I'm back (thanks for all the kind comments) and I see I have to correct some seriously misleading commentary from Robert Samuelson earlier in the week. Samuelson concluded a discussion of Timothy Geithner's new book:

"This is the central lesson of the crisis. Success at stabilizing and stimulating the economy in the short run can destabilize it in the long run. This also happened in the 1960s, when the belief that economists could control the business cycle led to inflation and instability in the 1970s and early 1980s. But the lesson is not acknowledged because its implications are unpopular (an obsession with short-term stability may backfire), and it’s ignored — or even denied — by the post-crisis narratives, including Geithner’s."

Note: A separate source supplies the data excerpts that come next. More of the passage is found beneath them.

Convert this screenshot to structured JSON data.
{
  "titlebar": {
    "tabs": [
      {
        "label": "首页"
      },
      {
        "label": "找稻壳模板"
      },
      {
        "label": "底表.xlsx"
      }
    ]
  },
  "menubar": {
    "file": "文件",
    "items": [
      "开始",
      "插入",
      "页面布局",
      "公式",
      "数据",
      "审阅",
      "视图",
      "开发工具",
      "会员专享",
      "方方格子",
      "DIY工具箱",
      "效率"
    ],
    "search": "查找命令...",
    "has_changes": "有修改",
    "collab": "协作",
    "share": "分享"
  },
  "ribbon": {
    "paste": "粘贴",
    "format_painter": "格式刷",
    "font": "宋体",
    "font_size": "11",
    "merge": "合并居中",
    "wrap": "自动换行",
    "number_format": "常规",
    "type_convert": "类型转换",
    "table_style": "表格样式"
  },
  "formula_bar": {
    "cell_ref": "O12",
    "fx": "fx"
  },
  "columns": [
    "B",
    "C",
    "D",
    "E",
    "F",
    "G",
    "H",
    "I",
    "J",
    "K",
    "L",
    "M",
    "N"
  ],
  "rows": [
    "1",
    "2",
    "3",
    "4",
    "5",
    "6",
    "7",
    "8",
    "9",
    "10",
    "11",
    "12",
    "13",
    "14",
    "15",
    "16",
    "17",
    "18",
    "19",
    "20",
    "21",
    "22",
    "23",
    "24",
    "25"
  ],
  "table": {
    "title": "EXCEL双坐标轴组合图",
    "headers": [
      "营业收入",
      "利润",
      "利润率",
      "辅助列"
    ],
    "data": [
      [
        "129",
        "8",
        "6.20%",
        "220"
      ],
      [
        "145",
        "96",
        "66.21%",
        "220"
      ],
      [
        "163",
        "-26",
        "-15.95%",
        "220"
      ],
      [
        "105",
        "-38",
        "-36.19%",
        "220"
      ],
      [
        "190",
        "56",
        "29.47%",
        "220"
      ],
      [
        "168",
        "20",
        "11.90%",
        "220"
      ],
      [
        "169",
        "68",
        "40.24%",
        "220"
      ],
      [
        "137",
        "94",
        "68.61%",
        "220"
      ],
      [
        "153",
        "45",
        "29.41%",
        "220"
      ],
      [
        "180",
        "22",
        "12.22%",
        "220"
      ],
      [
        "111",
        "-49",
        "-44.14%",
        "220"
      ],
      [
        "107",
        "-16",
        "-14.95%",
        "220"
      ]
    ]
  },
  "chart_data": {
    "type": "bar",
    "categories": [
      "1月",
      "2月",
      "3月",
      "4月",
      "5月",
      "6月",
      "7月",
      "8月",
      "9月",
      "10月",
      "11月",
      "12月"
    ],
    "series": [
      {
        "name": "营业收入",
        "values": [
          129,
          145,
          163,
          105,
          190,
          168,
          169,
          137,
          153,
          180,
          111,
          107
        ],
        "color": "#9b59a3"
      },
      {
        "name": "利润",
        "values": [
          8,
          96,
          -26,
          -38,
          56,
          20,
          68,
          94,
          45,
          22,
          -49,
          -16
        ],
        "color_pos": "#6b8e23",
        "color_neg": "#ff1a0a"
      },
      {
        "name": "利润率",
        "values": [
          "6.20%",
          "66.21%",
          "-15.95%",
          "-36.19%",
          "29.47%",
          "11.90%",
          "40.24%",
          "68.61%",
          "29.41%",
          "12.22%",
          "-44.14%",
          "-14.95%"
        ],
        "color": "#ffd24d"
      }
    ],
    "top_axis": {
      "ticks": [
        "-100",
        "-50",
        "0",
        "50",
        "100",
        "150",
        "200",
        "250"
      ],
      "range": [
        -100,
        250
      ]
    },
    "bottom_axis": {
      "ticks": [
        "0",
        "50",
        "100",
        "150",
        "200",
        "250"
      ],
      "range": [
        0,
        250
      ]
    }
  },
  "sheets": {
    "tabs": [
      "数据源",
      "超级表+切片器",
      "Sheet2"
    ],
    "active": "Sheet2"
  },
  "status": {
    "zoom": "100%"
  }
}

Sorry, this one is not quite right. The pain suffered by people in the 1970s is not in the same ballpark as with the Great Recession. In the 1970s the stock market tanked, but since most people own little or no stock, who gives a damn? The economy generated 19.7 million jobs in the decade, an increase of 27.6 percent. By contrast in the 14 years from January of 2000 to January of 2014 the economy created just 6.5 million jobs, an increase of just 5.0 percent.

Most of this difference is explained by demographics (the baby boomers were entering the labor force in the 1970s, they are starting to leave now), but it was still an impressive feat to accommodate such a large expansion of the labor force in a relatively short period of time. In addition, the economy was hit by two large oil shocks that made the process considerably more difficult.

There was no prolonged period in which the economy was below its potential level of output in the 1970s. In fact, the Congressional Budget Office (CBO) puts the economy as operating above potential output for part of the decade. By contrast, CBO calculates that the economy has been roughly 6 percent below potential GDP for most of the last 5 years (@ $1 trillion a year). This represents a massive amount of lost output.

And, in direct contradiction of Samuelson's assertion, the failure to deal with the short-term can lead to serious long-term consequences. A recent paper by the Fed calculates that that potential GDP has fallen sharply as a result of the prolonged downturn. This implies that the failure to carry through short-term stabilization can lead to serious long-term consequences.

In short, Samuelson's central lesson lacks any evidence or logic to support it.